Litigation Letter
Retrospective CFA
Birmingham City Council v Forde [2009] EWHC 12 (QB) 13 January
The tenant had signed a conditional fee agreement (CFA) with her solicitors in relation to proceedings against the local authority
for failure to repair her property. Shortly before the proceedings were settled the local authority had challenged the validity
of similar CFAs and her solicitors wrote to her asking her to sign a second CFA. The letter explained that the legal costs
up to that date would be dealt with under the second CFA unless the court ruled it invalid, in which case they would revert
to the first CFA, and pointed out that the second CFA contained a success fee, whereas the first did not. The consideration
expressed in and for the second CFA was that the solicitors would continue to act for the tenant.
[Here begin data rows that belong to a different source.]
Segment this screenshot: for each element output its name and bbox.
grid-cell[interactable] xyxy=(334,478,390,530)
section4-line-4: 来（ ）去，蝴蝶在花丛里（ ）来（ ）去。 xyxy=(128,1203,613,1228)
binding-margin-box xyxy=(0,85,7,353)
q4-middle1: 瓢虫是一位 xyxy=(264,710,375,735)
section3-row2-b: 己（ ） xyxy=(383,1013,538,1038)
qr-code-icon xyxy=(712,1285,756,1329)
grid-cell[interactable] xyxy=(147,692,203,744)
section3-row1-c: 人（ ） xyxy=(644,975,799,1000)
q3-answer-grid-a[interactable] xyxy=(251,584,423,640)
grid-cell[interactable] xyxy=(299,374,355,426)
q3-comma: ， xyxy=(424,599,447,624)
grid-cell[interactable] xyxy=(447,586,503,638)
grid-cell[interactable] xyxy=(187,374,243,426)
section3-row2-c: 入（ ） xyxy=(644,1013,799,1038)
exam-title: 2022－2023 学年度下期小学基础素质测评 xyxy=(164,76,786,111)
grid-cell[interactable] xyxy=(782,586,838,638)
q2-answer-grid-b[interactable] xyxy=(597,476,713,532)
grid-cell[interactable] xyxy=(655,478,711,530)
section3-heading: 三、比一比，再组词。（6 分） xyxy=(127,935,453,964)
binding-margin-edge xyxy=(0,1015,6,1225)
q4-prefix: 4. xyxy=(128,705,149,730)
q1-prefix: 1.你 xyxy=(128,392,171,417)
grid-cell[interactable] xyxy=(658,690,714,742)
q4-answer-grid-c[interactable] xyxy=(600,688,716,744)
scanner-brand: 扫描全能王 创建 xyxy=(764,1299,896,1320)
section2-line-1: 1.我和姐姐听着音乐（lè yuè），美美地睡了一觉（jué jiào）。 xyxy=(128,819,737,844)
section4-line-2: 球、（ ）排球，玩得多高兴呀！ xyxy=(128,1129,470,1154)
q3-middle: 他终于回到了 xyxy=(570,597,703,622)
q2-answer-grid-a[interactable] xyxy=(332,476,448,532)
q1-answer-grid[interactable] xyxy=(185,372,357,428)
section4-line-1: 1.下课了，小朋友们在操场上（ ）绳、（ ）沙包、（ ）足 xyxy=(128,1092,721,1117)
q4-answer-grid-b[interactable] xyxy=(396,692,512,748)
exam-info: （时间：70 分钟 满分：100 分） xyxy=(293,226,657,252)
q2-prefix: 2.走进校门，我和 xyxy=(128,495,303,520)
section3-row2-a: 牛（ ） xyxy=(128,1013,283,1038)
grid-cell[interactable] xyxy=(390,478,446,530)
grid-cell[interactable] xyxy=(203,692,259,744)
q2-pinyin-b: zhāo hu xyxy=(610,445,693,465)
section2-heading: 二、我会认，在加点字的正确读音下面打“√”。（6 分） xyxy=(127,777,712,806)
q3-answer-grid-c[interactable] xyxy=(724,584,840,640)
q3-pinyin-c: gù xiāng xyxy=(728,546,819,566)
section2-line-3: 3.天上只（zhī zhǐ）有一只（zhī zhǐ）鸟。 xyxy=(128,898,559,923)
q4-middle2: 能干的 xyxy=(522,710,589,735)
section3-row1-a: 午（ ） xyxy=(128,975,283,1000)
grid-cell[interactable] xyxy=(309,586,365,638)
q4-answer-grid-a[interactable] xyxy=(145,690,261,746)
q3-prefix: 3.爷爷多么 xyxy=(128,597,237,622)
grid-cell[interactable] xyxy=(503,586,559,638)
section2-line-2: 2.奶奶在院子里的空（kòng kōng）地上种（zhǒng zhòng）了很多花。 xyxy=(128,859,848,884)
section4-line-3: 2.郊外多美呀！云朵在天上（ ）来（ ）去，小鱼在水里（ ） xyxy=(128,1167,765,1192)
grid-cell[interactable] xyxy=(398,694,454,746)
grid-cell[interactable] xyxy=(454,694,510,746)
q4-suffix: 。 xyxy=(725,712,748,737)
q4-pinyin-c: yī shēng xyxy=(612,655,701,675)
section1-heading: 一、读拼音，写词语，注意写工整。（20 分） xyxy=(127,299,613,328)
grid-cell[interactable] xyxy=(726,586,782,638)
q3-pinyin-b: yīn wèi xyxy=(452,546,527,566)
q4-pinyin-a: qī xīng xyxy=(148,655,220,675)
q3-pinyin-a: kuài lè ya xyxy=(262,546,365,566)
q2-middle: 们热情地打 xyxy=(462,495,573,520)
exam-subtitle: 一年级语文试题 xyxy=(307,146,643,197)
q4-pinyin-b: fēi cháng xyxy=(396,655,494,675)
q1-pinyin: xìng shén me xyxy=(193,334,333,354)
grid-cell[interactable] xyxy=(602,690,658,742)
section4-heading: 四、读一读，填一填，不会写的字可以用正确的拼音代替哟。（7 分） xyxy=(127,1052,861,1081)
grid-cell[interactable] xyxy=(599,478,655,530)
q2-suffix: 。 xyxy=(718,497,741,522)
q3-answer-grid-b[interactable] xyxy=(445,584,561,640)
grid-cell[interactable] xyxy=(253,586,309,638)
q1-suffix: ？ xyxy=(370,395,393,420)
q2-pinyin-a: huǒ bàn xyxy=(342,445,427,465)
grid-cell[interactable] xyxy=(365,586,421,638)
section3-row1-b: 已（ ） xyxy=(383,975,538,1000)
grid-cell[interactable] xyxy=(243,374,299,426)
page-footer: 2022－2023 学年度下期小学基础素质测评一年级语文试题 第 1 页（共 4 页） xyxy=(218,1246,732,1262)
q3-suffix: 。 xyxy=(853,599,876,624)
The local authority submitted
that (a) the letter did not form part of the retainer agreement; (b) there was no consideration for the second CFA; (c) the
second CFA had to be presumed to have been procured by undue influence as it was manifestly to the tenant’s disadvantage because
of the success fee and because it imposed a retrospective liability whereas, if the first CFA was invalid, she was not liable
for the solicitors’ fees under it; (d) a retrospective success fee was abhorrent; and (e) a retrospective CFA, with or without
a success fee, was unenforceable, particularly when the CFA was made after the Conditional Fee Agreements (Revocation) Regulations
2005 but related to a period before those Regulations came into force when the solicitor would have had to comply with the
notice requirements in the Conditional Fee Agreements Regulations 2000 reg 4.